Hyperthermia modulates regional differences in cerebral blood flow to changes in CO2

Shigehiko Ogoh, Kohei Sato, Kazunobu Okazaki, Tadayoshi Miyamoto, Ai Hirasawa, Manabu Shibasaki
Journal of Applied Physiology 2014 July 1, 117 (1): 46-52
The purpose of this study was to assess blood flow responses to changes in carbon dioxide (CO2) in the internal carotid artery (ICA), external carotid artery (ECA), and vertebral artery (VA) during normothermic and hyperthermic conditions.

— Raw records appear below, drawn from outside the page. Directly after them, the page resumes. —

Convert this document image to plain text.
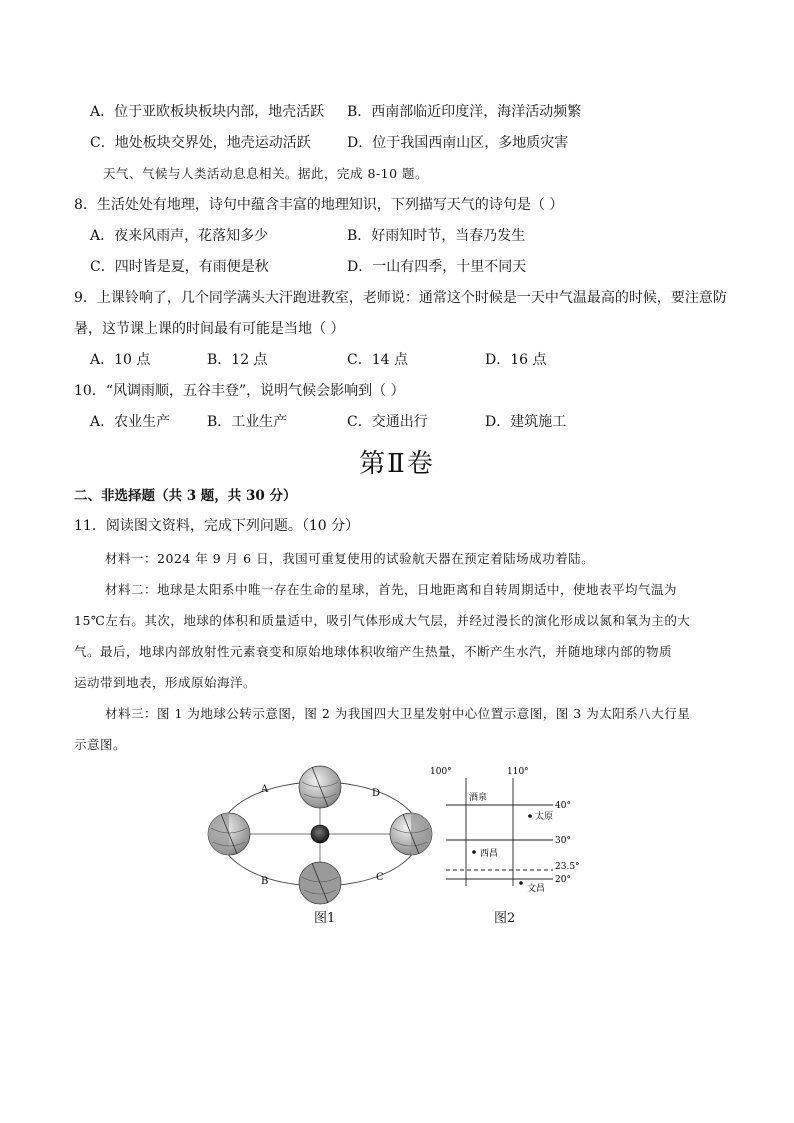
A．位于亚欧板块板块内部，地壳活跃 B．西南部临近印度洋，海洋活动频繁
C．地处板块交界处，地壳运动活跃	D．位于我国西南山区，多地质灾害
天气、气候与人类活动息息相关。据此，完成 8-10 题。
8．生活处处有地理，诗句中蕴含丰富的地理知识，下列描写天气的诗句是（ ）
A．夜来风雨声，花落知多少	B．好雨知时节，当春乃发生
C．四时皆是夏，有雨便是秋	D．一山有四季，十里不同天
9．上课铃响了，几个同学满头大汗跑进教室，老师说：通常这个时候是一天中气温最高的时候，要注意防
暑，这节课上课的时间最有可能是当地（ ）
A．10 点	B．12 点	C．14 点	D．16 点
10．“风调雨顺，五谷丰登”，说明气候会影响到（ ）
A．农业生产	B．工业生产	C．交通出行	D．建筑施工
第Ⅱ卷
二、非选择题（共 3 题，共 30 分）
11．阅读图文资料，完成下列问题。（10 分）
材料一：2024 年 9 月 6 日，我国可重复使用的试验航天器在预定着陆场成功着陆。
材料二：地球是太阳系中唯一存在生命的星球，首先，日地距离和自转周期适中，使地表平均气温为
15℃左右。其次，地球的体积和质量适中，吸引气体形成大气层，并经过漫长的演化形成以氮和氧为主的大
气。最后，地球内部放射性元素衰变和原始地球体积收缩产生热量，不断产生水汽，并随地球内部的物质
运动带到地表，形成原始海洋。
材料三：图 1 为地球公转示意图，图 2 为我国四大卫星发射中心位置示意图，图 3 为太阳系八大行星
示意图。
A
B	C
D
图1
100°	110°
40°
30°
23.5°
20°
酒泉
太原
西昌
文昌
图2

Eleven healthy subjects aged 22 ± 2 (SD) yr were exposed to passive whole body heating followed by spontaneous hypocapnic and hypercapnic challenges in normothermic and hyperthermic conditions. Right ICA, ECA, and VA blood flows, as well as left middle cerebral artery (MCA) mean blood velocity (Vmean), were measured. Esophageal temperature was elevated by 1.53 ± 0.09°C before hypocapnic and hypercapnic challenges during heat stress. Whole body heating increased ECA blood flow and cardiac output by 130 ± 78 and 47 ± 26%, respectively (P < 0.001), while blood flow (or velocity) in the ICA, MCA, and VA was reduced by 17 ± 14, 24 ± 18, and 12 ± 7%, respectively (P < 0.001). Regardless of the thermal conditions, ICA and VA blood flows and MCA Vmean were decreased by hypocapnic challenges and increased by hypercapnic challenges. Similar responses in ECA blood flow were observed in hyperthermia but not in normothermia. Heat stress did not alter CO2 reactivity in the MCA and VA. However, CO2 reactivity in the ICA was decreased (3.04 ± 1.17 vs. 2.23 ± 1.03%/mmHg; P = 0.039) but that in the ECA was enhanced (0.45 ± 0.47 vs. 0.95 ± 0.61%/mmHg; P = 0.032). These results indicate that hyperthermia is capable of altering dynamic cerebral blood flow regulation.